Credits: 3 Prerequisite: HIST 102, 213, 218, or 223 or equivalent. An advanced seminar in which students analyze different kinds of written accounts of the First World War (memoirs, autobiographical novels, poems, and diaries) by different kinds of participants, including common soldiers, government leaders, and women who worked on the “home front.” In class discussions and two short papers, students evaluate the reliability of these witnesses and what the historian can learn from them about the psychological, cultural, and political consequences of the First World War in Great Britain, France, and Germany. Students choose one question raised in our common meetings for more detailed investigation in a substantial research paper integrating primary and secondary sources.
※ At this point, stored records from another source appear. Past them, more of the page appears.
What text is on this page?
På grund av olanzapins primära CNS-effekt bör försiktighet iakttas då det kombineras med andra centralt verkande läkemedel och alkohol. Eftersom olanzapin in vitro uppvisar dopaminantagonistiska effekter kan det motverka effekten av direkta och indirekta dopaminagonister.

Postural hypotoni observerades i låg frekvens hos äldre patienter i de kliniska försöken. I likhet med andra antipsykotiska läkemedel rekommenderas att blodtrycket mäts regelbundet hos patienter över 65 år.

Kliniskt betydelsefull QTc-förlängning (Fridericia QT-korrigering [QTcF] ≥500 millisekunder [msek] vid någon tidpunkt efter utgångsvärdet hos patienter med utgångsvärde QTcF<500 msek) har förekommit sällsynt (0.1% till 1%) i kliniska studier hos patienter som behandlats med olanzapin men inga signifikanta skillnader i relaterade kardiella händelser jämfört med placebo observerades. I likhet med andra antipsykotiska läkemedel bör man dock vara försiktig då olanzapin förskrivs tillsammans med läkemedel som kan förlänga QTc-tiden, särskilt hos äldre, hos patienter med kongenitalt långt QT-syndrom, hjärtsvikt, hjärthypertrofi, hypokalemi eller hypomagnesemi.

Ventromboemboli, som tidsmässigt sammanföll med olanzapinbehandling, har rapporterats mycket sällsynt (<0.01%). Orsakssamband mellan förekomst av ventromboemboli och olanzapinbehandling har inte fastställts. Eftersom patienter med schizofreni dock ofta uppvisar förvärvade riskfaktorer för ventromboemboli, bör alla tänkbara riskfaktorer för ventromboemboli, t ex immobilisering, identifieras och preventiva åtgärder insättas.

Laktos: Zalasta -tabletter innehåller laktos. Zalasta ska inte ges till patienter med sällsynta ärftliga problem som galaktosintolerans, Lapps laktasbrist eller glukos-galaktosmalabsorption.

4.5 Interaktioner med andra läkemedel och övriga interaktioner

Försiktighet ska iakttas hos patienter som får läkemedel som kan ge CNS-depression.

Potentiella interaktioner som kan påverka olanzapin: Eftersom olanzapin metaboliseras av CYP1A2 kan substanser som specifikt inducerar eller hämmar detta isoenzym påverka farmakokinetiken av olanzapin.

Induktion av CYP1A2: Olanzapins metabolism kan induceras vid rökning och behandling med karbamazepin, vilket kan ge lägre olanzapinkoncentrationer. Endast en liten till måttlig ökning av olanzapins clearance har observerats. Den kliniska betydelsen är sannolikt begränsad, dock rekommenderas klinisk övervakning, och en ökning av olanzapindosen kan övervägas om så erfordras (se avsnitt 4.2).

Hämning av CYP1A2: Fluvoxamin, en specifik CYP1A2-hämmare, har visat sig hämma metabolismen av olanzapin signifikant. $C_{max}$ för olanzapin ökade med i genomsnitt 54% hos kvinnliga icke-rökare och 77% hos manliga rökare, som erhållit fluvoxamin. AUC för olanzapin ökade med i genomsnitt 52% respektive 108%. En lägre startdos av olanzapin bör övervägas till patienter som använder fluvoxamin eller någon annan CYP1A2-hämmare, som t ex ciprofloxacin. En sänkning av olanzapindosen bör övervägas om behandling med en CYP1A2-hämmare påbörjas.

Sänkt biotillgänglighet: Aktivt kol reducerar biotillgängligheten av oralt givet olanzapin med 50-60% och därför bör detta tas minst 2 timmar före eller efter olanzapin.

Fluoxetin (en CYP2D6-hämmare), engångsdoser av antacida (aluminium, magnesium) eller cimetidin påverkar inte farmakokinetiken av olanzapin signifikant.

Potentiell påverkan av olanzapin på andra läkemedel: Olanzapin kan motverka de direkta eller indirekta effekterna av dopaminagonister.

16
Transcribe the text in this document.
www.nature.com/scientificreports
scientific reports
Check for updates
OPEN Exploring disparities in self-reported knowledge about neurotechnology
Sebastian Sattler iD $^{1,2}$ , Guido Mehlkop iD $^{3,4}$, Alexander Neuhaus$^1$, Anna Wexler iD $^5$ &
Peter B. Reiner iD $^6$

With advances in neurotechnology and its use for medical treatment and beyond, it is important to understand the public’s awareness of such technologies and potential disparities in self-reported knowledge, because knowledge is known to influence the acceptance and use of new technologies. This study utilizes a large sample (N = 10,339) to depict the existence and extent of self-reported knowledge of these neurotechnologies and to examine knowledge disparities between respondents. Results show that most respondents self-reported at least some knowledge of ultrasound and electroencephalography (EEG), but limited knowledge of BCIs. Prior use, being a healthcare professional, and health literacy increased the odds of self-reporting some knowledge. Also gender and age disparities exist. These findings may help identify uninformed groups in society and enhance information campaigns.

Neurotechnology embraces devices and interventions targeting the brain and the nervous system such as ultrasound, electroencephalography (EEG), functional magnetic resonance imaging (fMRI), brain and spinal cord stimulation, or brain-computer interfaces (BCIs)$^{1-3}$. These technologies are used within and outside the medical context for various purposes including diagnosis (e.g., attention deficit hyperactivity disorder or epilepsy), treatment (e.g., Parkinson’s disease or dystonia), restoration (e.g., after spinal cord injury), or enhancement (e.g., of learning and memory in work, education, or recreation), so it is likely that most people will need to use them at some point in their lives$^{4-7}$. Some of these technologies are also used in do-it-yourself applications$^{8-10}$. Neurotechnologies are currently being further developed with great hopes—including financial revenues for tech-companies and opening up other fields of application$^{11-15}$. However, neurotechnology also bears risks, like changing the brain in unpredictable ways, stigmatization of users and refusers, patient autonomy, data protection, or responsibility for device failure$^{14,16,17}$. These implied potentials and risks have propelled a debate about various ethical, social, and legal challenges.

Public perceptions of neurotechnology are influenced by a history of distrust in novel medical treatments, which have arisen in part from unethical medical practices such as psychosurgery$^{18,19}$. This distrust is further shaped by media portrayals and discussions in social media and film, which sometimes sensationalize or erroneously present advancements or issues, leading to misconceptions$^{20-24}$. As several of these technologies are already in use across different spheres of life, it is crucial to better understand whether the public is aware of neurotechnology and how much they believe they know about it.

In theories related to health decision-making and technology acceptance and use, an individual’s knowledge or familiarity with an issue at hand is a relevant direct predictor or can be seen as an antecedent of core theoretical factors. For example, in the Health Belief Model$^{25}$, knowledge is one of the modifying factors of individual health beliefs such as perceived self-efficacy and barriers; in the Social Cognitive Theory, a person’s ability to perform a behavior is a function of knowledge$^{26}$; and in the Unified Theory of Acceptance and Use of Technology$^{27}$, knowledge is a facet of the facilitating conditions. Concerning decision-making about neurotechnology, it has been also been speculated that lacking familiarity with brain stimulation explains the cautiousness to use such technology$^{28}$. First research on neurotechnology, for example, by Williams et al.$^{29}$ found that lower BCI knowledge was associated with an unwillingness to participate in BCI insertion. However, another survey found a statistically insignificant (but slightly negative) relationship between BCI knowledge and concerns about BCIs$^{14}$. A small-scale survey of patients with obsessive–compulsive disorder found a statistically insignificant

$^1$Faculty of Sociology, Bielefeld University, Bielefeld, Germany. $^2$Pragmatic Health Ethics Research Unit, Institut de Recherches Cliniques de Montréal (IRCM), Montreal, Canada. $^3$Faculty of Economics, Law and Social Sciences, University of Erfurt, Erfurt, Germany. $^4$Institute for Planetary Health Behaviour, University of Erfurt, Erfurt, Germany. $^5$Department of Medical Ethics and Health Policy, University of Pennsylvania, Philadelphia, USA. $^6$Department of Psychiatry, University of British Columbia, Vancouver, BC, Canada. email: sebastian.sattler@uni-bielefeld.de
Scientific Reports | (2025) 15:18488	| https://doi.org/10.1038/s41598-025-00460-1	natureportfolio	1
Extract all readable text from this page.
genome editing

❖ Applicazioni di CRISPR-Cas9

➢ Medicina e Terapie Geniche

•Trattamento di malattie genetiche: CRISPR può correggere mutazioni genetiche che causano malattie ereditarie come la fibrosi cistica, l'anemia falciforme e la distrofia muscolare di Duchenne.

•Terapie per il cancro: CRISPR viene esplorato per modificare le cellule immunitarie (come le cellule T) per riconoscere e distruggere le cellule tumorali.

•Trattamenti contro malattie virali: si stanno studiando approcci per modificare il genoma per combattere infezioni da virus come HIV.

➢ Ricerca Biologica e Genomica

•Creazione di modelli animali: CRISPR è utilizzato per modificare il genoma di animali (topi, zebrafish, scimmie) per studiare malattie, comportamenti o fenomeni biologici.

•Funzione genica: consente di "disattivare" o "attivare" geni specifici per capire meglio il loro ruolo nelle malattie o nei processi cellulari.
Winter 2021, HIST 319-01: Seminar on The Great War in History and Literature: The War to End All Wars (3). Prerequisite: HIST 102 or instructor consent (which will be granted to any student who has taken a relevant 200-level course in European history). In this seminar designed for history majors, we will analyze together a few of the most famous personal accounts of the Great War; you will then conduct independent research on a topic of special interest to you for a substantial term paper of about twenty pages.  Your goal will be to analyze an illuminating body of personal testimony regarding the psychological impact of combat, the experience of women who supported the war effort as nurses or munitions workers, or the long-term impact of the Great War on European society and culture.  Our joint class meetings will be virtual, but students taking this course should live in Lexington so that they can undertake library research. (HU) Patch. FDR: HU Patch.